Aquela não era a primeira megaoperação policial de ocupação na história das favelas cariocas, mas havia algo de diferente: a massiva cobertura da imprensa acompanhada de uma grande máquina de propaganda política. Aquela tomada do Alemão não era apenas mais um fato corriqueiro na história da cidade, mas sim um grande fato nacional.

Vencemos, trouxemos a liberdade para a população do Alemão”, disse à época o então comandante-geral da PMERJ, Mário Sérgio Duarte.

Quase 15 anos se passaram até que o vizinho Complexo da Penha amanhecesse sob fogo e fumaça, também transmitidos em todos os jornais com imagens que lembravam a guerra na Faixa de Gaza. A Operação Contenção havia acabado de ser responsável pela maior chacina da história do País, deixando um rastro de mais de 100 corpos entre os complexos da Penha e do Alemão.

“Tirando a vida dos policiais, a operação foi um sucesso”, disse o governador Cláudio Castro (PL), enquanto os moradores do complexo ainda retiravam corpos das matas. A semana macabra ainda seguiu com algumas pesquisas apontando as altas taxas de apoio da população à operação.
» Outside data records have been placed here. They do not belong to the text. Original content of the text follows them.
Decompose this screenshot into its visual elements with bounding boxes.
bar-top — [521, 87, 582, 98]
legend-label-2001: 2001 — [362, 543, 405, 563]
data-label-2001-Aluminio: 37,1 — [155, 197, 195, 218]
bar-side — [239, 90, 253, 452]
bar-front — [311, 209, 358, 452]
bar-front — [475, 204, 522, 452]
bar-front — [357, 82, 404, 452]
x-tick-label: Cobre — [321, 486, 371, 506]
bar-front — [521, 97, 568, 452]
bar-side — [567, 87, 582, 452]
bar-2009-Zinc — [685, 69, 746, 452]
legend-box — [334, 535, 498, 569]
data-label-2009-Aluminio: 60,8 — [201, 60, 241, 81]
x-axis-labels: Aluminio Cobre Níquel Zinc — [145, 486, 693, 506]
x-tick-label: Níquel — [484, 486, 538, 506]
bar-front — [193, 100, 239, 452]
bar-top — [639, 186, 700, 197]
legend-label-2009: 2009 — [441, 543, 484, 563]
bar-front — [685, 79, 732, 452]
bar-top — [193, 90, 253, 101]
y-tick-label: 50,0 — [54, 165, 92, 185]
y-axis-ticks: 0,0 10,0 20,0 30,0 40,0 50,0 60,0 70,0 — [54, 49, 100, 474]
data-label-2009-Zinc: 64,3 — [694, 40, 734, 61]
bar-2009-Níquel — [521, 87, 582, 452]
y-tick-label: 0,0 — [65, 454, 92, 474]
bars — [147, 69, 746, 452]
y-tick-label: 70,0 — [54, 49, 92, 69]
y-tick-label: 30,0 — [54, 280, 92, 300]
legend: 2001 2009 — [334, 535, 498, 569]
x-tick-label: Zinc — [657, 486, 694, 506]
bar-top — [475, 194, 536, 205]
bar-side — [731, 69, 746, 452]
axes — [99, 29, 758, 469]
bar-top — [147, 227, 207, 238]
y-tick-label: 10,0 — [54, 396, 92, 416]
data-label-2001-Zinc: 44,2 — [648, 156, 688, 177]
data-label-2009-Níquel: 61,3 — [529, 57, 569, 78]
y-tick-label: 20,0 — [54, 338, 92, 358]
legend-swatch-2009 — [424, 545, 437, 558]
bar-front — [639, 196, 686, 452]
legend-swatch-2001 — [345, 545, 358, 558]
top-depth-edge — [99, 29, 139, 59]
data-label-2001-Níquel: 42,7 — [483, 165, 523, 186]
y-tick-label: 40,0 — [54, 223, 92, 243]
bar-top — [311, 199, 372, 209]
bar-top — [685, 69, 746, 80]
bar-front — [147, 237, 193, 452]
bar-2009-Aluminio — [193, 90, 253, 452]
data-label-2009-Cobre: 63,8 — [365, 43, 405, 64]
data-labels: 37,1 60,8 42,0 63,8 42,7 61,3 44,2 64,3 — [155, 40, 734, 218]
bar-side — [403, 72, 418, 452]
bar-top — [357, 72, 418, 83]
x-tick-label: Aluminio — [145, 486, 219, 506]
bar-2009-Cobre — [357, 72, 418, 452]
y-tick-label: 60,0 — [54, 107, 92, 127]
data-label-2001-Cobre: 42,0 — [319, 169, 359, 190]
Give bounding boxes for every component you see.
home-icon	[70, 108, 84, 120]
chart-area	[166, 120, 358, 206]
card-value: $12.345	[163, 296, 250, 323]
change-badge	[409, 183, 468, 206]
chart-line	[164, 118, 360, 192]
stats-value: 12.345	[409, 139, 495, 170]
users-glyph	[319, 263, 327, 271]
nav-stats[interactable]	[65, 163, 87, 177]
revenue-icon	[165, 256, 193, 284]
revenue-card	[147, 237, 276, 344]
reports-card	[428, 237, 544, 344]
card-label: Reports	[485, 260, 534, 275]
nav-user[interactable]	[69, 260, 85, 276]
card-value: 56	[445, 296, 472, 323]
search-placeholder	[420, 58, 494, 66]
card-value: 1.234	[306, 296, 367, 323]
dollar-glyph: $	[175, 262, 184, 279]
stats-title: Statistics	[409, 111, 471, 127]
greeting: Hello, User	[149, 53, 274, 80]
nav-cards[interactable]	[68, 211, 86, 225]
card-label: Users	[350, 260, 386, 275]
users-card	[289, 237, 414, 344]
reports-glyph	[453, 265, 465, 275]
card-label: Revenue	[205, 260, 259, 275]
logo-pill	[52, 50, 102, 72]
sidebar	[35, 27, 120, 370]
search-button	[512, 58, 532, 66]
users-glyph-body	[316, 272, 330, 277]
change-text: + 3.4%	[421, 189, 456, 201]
De “sucesso em sucesso”, os 15 anos que separam as duas operações no Rio de Janeiro foram marcados por tiroteios, assassinatos, desaparecimentos forçados, tiros de helicópteros, aulas suspensas, comércios fechados, avanço das milícias e até das mesmas facções tantas vezes supostamente derrotadas. Durante uma década e meia, o milagroso remédio das ocupações policiais foi receitado e administrado cotidianamente nas favelas cariocas, ainda que o paciente não apresentasse qualquer sinal de melhora.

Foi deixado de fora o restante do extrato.